Shaky-head gear: 6'10" medium action Duckett Fishing White Ice Jason Williamson Signature Series rod, Lew's Speed Spin spinning reel, 8-pound Seaguar InvizX fluorocarbon line or 10-pound Seaguar Senshi monofilament line with 8-pound InvizX leader, 1/4-ounce Booyah Big Show jighead, 6" YUM Mightee Worm (green-pumpkin) or 6" homemade straight-tail worm. He also caught a few fish on a Carolina rig with a YUM Mightee Craw (green-pumpkin) and a few on an unnamed tube with a 1/4-ounce insider jighead.

Main factor: "Just keeping my head down and keeping a positive attitude about everything."

Performance edge: "Those Duckett rods are so light and sensitive. That was important because I was fishing deep, where it can be really hard to feel a bite."

Bull Shoals Patterns 2-5 Bassfan 4/25/13 (John Johnson)

Britt Myers' Pattern, Baits & Gear

Britt Myers, the runner-up at Bull Shoals in 2012, and Brandon Palaniuk, the winner of last year's event, both found the same group of big fish way up the White River during practice. Then the powerful storm that caused the postponement of day 1 blew in, and those fish were nowhere to be found once the tournament finally got under way on Friday. He rooms with Terry Scroggins (the eventual 6th-place finisher) and Gerald Swindle (17th), and Scroggins had told him that the down-lake bite was hot, so he switched his focus to the lower end. "It ended up being almost the same as last year - you could catch all the shallow fish you wanted, but if you got out a little bit deeper, they were a little larger. You needed several of those 3-pound bites every day to get up into that 13-pound range.

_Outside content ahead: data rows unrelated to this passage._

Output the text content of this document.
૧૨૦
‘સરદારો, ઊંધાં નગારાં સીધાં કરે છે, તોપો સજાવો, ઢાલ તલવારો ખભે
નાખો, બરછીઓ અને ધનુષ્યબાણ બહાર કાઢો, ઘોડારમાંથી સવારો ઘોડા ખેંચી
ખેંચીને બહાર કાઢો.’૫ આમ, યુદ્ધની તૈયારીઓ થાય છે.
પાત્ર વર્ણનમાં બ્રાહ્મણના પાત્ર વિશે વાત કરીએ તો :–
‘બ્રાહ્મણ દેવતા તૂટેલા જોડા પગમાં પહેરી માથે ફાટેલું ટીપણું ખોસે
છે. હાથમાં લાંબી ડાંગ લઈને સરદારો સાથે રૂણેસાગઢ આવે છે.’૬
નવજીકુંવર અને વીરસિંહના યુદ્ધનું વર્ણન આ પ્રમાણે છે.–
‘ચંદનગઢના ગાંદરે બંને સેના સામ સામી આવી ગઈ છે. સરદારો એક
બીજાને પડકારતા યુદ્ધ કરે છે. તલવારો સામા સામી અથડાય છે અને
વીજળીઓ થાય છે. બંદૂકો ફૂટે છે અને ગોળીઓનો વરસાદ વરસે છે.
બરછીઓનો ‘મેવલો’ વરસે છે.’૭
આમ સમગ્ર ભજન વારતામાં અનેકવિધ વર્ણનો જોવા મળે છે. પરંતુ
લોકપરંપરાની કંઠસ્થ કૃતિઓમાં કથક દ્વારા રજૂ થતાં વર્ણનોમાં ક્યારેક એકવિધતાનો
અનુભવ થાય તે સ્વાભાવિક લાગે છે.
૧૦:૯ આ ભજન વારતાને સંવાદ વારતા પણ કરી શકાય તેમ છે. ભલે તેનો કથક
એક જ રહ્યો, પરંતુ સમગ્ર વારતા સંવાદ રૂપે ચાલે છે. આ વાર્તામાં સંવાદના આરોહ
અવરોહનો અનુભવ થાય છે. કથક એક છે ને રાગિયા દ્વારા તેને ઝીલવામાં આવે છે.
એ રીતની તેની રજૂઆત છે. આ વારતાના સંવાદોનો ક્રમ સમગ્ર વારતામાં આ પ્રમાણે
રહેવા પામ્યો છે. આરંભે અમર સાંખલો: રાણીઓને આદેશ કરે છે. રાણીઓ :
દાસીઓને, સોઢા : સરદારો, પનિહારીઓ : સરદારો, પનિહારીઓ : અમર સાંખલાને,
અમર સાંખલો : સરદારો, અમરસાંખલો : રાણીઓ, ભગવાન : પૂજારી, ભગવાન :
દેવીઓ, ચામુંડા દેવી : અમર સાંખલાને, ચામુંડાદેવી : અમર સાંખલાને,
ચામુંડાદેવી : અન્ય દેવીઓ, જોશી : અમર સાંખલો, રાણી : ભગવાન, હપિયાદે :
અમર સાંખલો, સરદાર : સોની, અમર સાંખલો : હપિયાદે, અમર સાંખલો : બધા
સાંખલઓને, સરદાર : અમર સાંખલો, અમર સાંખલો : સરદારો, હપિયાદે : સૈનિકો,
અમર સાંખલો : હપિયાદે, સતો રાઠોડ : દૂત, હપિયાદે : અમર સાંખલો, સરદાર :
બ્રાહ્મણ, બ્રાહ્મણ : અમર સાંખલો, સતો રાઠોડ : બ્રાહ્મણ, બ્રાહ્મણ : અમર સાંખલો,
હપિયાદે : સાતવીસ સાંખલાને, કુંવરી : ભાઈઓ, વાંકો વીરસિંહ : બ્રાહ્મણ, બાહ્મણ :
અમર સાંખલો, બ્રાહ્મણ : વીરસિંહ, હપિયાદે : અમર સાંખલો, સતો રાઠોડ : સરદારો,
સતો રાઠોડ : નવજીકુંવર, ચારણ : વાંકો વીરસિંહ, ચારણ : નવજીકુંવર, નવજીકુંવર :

Shaky-head gear: 6'8" medium action Pinnacle spinning rod, Pinnacle spinning reel, 8-pound Berkley Trilene 100% fluorocarbon line, 3/16-ounce War Eagle shaky-head jig, Berkley Havoc Bottom Hopper worm (green-pumpkin).

Main factor: "Working as a team with Swindle and Scroggins. I knew some big fish lived up north in the Lead Hill area and I spent 2 days of practice up that way, but I got some really good information from those guys about what was going on in other places."

Performance edge: "The Pinnacle rod and reel. The rod is super-sensitive, but it was still able to handle those fish. The fish were super-strong in that clear water."